If I live, I shall hope to serve the two of you as a dear sister and trusted ally. And if I live, I hope to receive my lady grandmother’s jewels and the rest of my inheritance.
God bless you both,
Your sister,
Margaret
With no father to pray for my baby’s safety, with no king to go on pilgrimage or promise a crusade, it is a long, painful birthing and no sign of any help from God; but at the end of it I have a boy, another boy for the Stewart house, and I name him Alexander. Last time, James insisted on coming to see me, breaking all the rules of the confinement chamber. Last time he took me to his bed the moment that I was churched, ignoring feast days and fast days and the commands of the Church, desperate to give me another child before he had to leave for war. But this time no husband comes to the screen in the confinement room, no impatient father demands to see his son. This time I lie alone at night, the baby in the nursery next door, listening to the quiet squeak of the rocking chair of the night nurse. This time I lean back on cool pillows and know there will be no tap at the door and no bobbing candle as the king comes to visit. This time I am alone, I am very alone. I really cannot bear to be so alone.
I write to my brother, Harry, who has returned in triumph from France to find that Katherine, his wife, can kill a king and steal his body but not bring a healthy child to full term. Apparently she lost a son while Harry was away at war. I am sorry for her, but I am not surprised. I don’t see how any woman who could send the bloodstained coat of a kinsman as a symbol of triumph could be woman enough to bear a child. How can Katherine be in a state of grace? How can God forgive her for her savagery? Surely He must love the widow more than the murderer. No wonder that He gives me a strong boy and Katherine gets a dead child. What else does she deserve? I hope she never gets a baby. I hope she fails to give Harry a live boy since she reveled in giving him a dead king.
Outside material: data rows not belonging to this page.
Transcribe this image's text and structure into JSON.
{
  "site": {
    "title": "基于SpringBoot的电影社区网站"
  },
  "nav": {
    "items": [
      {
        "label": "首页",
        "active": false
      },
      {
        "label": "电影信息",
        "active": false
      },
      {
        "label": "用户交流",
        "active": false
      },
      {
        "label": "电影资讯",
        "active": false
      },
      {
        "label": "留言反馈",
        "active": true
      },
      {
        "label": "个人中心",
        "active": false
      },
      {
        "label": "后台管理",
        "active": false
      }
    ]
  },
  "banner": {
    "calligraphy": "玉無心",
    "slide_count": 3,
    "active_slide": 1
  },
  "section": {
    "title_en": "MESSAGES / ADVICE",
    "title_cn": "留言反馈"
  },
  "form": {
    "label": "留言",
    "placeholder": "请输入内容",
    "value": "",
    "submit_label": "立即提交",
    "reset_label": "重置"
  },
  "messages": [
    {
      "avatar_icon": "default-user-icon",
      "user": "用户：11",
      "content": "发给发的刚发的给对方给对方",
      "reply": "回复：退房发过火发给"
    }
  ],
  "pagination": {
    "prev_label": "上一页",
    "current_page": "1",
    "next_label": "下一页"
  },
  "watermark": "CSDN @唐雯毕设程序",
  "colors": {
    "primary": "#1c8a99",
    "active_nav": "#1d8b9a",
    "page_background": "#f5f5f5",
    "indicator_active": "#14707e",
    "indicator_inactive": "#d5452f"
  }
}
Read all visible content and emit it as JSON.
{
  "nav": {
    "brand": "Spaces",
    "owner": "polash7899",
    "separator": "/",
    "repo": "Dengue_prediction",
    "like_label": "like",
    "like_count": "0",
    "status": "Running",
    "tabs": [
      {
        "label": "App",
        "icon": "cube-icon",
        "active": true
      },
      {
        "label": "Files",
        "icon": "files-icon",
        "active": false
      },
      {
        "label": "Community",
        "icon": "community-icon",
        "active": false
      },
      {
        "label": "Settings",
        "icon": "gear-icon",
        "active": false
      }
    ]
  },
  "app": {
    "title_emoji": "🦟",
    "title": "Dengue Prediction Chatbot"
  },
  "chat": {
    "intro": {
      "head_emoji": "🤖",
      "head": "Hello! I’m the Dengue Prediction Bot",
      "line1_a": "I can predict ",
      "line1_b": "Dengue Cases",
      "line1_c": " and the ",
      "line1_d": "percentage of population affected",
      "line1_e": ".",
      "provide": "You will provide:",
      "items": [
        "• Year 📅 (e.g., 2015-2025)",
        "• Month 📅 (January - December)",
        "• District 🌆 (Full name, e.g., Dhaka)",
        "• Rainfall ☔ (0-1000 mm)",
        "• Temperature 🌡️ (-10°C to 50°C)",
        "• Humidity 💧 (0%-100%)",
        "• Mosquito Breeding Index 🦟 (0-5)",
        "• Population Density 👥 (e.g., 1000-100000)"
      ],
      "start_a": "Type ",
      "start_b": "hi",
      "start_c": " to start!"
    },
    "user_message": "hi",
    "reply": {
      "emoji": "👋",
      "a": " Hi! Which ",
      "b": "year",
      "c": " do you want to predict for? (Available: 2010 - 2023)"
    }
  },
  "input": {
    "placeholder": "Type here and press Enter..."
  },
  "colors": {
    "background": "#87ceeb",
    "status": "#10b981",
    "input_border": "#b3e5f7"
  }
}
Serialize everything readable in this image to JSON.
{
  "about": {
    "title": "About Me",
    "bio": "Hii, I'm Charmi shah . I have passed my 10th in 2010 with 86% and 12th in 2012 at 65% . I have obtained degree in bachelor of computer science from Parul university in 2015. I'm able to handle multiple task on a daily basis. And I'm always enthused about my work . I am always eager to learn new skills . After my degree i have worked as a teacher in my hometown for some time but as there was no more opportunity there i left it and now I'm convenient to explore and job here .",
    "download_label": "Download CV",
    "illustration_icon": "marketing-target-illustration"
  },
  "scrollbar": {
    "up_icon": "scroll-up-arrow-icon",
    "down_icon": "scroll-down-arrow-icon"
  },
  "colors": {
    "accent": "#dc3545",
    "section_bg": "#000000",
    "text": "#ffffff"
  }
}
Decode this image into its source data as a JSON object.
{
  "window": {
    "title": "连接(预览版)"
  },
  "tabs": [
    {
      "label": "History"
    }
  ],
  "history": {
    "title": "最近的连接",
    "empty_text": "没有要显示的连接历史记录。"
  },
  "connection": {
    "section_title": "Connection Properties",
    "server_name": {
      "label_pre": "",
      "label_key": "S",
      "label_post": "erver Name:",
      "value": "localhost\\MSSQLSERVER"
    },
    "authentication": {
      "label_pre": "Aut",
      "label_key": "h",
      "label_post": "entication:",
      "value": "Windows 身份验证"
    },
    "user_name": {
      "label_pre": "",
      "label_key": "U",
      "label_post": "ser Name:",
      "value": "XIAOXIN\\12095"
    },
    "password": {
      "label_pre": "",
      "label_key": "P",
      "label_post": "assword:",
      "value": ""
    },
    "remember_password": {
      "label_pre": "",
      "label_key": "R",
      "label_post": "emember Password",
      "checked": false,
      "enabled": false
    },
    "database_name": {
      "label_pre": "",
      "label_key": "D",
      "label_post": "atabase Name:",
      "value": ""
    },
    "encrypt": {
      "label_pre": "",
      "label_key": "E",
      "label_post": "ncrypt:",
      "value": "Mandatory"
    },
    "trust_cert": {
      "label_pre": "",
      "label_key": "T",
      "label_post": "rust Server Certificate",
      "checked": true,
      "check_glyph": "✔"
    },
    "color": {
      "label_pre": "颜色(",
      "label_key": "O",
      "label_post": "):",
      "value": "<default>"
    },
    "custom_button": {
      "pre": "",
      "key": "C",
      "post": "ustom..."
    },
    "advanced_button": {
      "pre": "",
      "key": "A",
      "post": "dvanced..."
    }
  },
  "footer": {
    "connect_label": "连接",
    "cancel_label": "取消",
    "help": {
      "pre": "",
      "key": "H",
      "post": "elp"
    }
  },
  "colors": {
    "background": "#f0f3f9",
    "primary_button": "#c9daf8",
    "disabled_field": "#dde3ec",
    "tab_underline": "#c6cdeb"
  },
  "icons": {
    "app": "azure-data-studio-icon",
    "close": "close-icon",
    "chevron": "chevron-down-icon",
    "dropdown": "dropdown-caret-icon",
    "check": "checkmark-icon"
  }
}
My sister Mary writes me a letter of congratulations. She spends but a moment of her misspelled crisscrossed letter on the birth of my child, she is so full of her own news. Charles Brandon—Henry’s great friend and companion—has been made master of horse; Charles Brandon rode with Harry to France and never left his side through danger and battle, and was so engaging to the Archduchess Margaret at Flanders that everyone says he will marry her. They say that this is a disgrace for such a noble lady but Mary does not think so.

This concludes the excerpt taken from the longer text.